D’oh! Declining Penguin Population: Study Blames Research Scientists

In what is sure to go down in climate and ecology history as a classic “D’oh!” moment, a study published in Nature magazine has found that climate and ecology scientists’ practice of tagging penguins in the antarctic has led to a dramatic drop in their population.

As The Guardian reports,  tagging the penguins in order to study them led to a 16% decrease in survival rates for those penguins banded, and meant that they produced 39% fewer chicks – leading to very substantial drops in the penguin populations they were trying to study and protect (fewer penguins, having fewer chicks). The article also notes that the finding invalidates years of data and research on the health of penguins:

The researchers found that the survival rates for king penguins with flipper bands dropped by 16% and the birds produced 39% fewer chicks. The finding raises serious questions about the ethics of banding penguins for research and casts doubt on years of data produced by tagging the birds in this way.

Tagging Penguins Limits Survival Chances, Study Shows.

The study will cast new light on the problems of reflexivity in science, and would seem to invalidate previous studies which blamed global warming for declining penguin populations, when it was probably the result of the scientists themselves:

Over the past 50 years, the population of Antarctic emperor penguins has declined by 50 percent. Using the longest series of data available, reseachers have shown that an abnormally long warm spell in the Southern Ocean during the late 1970s contributed to a decline in the population of emperor penguins at Terre Adelie, Antarctica.

“We knew since the 1980s that emperor penguins had declined, but it is only today, because of the improvements of our knowledge in the climate-ocean processes, that we have been able to understand why they have decreased,” said Henri Weimerskirch of the French National Center for Scientific Research in Villers en Bois, France.

National Geographic: Penguin Decline in Antarctica Linked with Climate Change

Surprisingly, many mainstream media outlets are admitting that this is indeed the case, though as you expect, the activist scientists are protesting that “not all bands are equal” – apparently those from climate scientists are more equal:

studies that use the penguins as an indicator of climate change need to be seriously reconsidered as it might be the bands, not the climate, that is contributing to penguin population declines.

Dee Boersma, a conservation biologist and long-time penguin researcher at the University of Washington in Seattle, says she thinks the French team must have used particularly bad bands.

All bands are not created equal,” she says. She published a paper last year that looked at 15 yearsof banding data for Magellanic penguins which found that bands do affect survival rates and breeding success, especially for females, but that properly {filig}tted stainless-steel bands can be used on males with little impact on survival. “To draw the conclusion that we should quit flipper banding and that we can’t tell anything about climate change from flipper banding data is wrong,” she says.

USA Today. Study: Banded Penguins Die Sooner, Skewing Climate Data.


5 responses to “D’oh! Declining Penguin Population: Study Blames Research Scientists

  1. You see, we had to destroy the penguins in order to save them.

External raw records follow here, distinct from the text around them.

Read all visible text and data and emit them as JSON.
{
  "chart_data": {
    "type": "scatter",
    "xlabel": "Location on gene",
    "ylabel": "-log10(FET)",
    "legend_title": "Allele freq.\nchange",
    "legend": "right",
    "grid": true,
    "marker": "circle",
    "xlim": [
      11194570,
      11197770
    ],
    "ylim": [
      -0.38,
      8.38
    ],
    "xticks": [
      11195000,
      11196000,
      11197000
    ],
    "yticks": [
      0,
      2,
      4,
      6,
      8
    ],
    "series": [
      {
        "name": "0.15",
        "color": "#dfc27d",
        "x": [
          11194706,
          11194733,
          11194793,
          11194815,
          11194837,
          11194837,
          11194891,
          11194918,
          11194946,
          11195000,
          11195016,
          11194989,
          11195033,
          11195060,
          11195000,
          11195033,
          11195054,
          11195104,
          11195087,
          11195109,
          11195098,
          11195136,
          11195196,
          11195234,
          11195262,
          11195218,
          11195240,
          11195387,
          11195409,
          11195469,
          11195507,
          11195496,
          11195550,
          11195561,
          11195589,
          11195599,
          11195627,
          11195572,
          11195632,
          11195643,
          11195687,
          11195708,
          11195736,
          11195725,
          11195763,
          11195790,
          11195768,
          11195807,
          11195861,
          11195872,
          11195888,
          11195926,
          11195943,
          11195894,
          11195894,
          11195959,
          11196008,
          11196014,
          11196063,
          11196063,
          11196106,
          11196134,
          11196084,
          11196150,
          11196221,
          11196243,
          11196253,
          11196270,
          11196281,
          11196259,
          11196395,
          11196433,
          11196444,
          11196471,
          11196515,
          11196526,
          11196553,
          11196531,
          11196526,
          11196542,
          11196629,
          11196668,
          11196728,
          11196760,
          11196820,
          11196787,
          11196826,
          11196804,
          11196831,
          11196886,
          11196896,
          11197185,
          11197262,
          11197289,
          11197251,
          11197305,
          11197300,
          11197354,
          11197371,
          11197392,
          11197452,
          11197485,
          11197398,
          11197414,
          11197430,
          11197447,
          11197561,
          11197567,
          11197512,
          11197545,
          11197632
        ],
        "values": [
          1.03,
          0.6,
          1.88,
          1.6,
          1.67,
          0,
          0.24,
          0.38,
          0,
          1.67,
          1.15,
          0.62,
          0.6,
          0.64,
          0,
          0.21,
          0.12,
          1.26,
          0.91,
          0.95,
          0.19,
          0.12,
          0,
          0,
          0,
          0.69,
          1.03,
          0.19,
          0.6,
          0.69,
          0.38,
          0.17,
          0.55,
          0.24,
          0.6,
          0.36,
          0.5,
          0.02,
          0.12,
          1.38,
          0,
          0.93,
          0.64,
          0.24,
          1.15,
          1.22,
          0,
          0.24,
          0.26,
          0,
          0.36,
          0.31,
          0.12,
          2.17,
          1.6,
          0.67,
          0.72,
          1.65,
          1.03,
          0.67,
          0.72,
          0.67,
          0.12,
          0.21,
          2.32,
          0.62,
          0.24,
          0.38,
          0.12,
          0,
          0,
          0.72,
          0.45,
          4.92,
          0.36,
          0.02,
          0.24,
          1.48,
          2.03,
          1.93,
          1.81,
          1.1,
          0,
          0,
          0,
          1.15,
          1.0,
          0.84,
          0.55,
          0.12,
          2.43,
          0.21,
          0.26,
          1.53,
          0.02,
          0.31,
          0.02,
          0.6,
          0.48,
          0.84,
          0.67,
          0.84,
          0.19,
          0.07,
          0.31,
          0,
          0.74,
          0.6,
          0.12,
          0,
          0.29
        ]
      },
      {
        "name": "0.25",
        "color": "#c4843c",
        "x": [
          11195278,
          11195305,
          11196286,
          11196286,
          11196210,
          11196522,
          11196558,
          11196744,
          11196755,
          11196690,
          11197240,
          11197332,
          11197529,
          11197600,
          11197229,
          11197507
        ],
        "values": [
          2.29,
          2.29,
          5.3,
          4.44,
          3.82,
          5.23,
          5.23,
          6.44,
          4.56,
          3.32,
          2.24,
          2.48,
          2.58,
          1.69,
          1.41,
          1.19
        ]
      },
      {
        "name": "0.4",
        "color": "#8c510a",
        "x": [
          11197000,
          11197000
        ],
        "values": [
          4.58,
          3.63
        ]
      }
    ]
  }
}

  2. A serious own goal by environmental researchers and those supporting them (Greenpeace, WWF et al).
    I’m very surprised that they don’t always apply “primum non nocere” Hippocratic principles to research, especially if they regard animal and plant life as of equal (or, it often seems, greater) value than human life.

  3. Remember the stampeding walruses. I raised the suspicion that it was probably a couple of concerned climate researchers in a helicopter which panicked them killing a few of their number.

  4. Unintended consequences of the scientific method. It is well known in science that it is always hard to determine the effects of probes. All instruments used to study nature often induce changes in the environment being studied.

    Remember that frog species that was whipped out of existence because the scientists unintentionally introduced a bacteria/virus in their environment while studying them?

  5. Pick up a Penguin and give it a body-piercing.
    What could possibly go wrong?
    If it’s no happy and shuffles off this mortal coil, simples, it’s because of Global Warming/ Climate Change/ Climate Disruption/ Climate Challenge.
    It died because we killed it. That it died due to as-yet-to-happen future occurrences is indisputable and robustly supported by consensus Science is all the more reason why we should wean ourselves off evil fossil-fuel addiction.
    It had nothing to do with attaching well-intentioned lumps of metal to small flightless birds.
    Those ungrateful little b*stards, don’t appreciate how much we care for them!